Battista Mario Salvatore Ricca (born 22 January 1956) is an Italian priest serving as interim prelate of the Vatican Bank.

== Early life ==
Ricca was born on 22 January 1956 in the city of Brescia in Lombardy, Italy. Pontifical Ecclesiastical Academy from 1985 to 1989. After becoming a priest in 1980, he served as a parochial vicar in Brescia until 1985. From 1985 to 1989, he studied at the Pontifical Ecclesiastical Academy in Rome.

== Career ==
Ricca served at the Holy See's nunciatures in Congo, Algeria, Colombia, Switzerland, Uruguay, and Trinidad & Tobago between 1989 and 2005. In 2005, he joined the Section for General Affairs of the Secretariat of State of the Holy See.
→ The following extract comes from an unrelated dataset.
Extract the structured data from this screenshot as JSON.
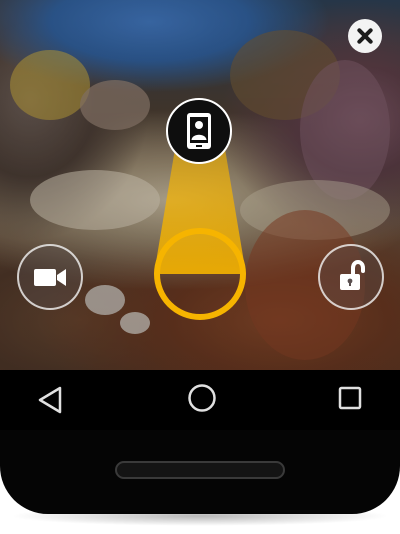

In 2009, he joined the Section for Relations with States of the Secretariat of State.

After 2006, Ricca ran several Vatican-owned properties, including Saint Martha House, the hotel in which Pope Francis resided while his official residence was being renovated.

In June 2013, Ricca was appointed interim prelate of the Vatican Bank, also known as the Institute for the Works of Religion (IOR). The position of prelate had been vacant since 2011, when Ettore Gotti Tedeschi was removed as prelate over alleged incompetence. Ricca replaced the previous interim prelate, the German financier Ernst von Freyberg, who was appointed by Benedict XVI shortly before his resignation as Pope. Ricca was nominated by Secretary of State Tarcisio Bertone, and his nomination was personally supported by Pope Francis.
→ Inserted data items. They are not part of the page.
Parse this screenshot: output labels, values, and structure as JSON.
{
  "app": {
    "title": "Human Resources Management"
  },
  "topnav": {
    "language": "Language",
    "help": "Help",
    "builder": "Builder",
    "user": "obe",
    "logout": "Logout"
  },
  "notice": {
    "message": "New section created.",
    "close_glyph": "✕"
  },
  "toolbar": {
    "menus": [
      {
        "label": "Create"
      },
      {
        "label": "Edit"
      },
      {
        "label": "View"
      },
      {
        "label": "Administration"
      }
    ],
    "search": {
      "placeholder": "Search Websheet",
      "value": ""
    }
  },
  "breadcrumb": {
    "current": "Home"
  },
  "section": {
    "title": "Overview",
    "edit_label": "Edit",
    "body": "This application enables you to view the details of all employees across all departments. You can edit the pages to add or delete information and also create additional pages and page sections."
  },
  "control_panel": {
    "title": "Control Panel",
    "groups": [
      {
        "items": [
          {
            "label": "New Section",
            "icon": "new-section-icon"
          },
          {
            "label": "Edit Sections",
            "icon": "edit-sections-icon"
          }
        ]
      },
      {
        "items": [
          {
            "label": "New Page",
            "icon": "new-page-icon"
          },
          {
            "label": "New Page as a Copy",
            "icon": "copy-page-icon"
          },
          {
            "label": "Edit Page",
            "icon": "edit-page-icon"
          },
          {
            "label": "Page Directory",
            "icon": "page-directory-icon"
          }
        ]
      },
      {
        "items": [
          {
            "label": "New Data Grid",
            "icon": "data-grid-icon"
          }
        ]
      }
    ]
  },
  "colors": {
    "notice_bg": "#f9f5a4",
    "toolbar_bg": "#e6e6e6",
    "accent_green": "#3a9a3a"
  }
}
Shortly after he was appointed interim prelate, Ricca was accused of being part of the "gay lobby" at the Vatican and of having engaged in homosexual relationships while working at the nunciature of Uruguay between 1999 and 2004. In a 2013 interview, Pope Francis said a preliminary investigation into Ricca had found no evidence for the accusations against him.